Annoyed, he reportedly punched the two-year-old and hit her head on the wall, driving sleep only farther away.

Coed Karen Kaye Montebon felt safe in her house. But the criminals declared no family home was private or sacred. So, at the very young age of 17, Karen Kaye breathed her last.

Ritsanlyn’s stepfather reportedly said he was remorseful, but no tear was shed. Better that than crocodile tears.

Neighbors said he and the toddler’s mother used illegal drugs. Also, that prior to Ritsanlyn’s mauling, Deloy was irritable and worried about the late arrival of his wife.

As if any explanation is ever enough to justify cruelty to a child.

Having a six-year-old grandson who is my constant source of joy, I share the mother’s feeling of irreparable loss. But that does not stop me from asking why she continued to expose her child to danger at the hands of her live-in partner.

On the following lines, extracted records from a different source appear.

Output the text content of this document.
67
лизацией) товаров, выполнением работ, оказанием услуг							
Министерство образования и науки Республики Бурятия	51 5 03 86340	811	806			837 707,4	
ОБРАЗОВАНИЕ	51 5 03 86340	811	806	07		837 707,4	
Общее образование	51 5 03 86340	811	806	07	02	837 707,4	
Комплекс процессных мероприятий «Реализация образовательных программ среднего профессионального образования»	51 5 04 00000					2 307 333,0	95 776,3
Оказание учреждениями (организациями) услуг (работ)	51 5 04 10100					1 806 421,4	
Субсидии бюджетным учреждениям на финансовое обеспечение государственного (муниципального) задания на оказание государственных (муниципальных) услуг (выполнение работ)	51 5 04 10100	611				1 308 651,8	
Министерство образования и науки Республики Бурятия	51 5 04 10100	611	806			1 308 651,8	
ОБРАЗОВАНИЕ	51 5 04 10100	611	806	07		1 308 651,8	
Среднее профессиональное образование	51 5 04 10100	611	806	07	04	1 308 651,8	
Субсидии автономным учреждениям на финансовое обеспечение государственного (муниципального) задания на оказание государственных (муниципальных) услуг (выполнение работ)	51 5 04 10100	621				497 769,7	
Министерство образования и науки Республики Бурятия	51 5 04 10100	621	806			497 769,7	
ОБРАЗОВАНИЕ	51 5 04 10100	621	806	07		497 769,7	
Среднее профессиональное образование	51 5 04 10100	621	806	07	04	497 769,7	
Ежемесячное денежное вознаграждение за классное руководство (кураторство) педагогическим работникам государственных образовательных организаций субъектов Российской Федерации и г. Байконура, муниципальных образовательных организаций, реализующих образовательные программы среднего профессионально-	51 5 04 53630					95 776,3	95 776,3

Neighbors were quick to share that they had known past instances of abuse on the little girl. What happened to a mother’s ferocious instinct to protect her child?

Amelie’s and Karen’s perpetrators are still at large. To date, the motives for their killings are still big unknowns. And the hands that snuffed their lives cannot even be called suspects, just “persons of interest.”

Very visible on the freedom wall set up for Karen were writings of “Kill all the criminals!,” “Nigara na ang mga criminal!,” “We need you, Duterte!” and “Yes to death penalty! Yes to death penalty!”

All with exclamation points, shouting out feelings of anger, pain, helplessness, frustration, hopelessness, desperation, depression.

I see where they’re coming from. Would that the victims were still in hospitals, being cared for and nurtured to recovery! Even if connected to tubes, far from flat-lining, doctors and nurses consulting each other...these could give us hope.

I can see the fascination with (Rodrigo) Duterte and with the death penalty. Abolished in 1987, reintroduced in 1993, and abolished again in 2006. How about resurrecting it once again?

A knee-jerk reaction, really. Even in the U.S., having the death penalty did not make much difference. Its 31 states without death penalty consistently showed lower murder rates, than the 19 states with death penalty.

In rejecting calls for reviving the death penalty, anti-apartheid revolutionary and South African president Nelson Mandela puts it succinctly, “That type of vengeance does not help us, to kill people merely because they have killed others."

So instead, can our law enforcers, investigators and crime fighters go faster and smarter, please?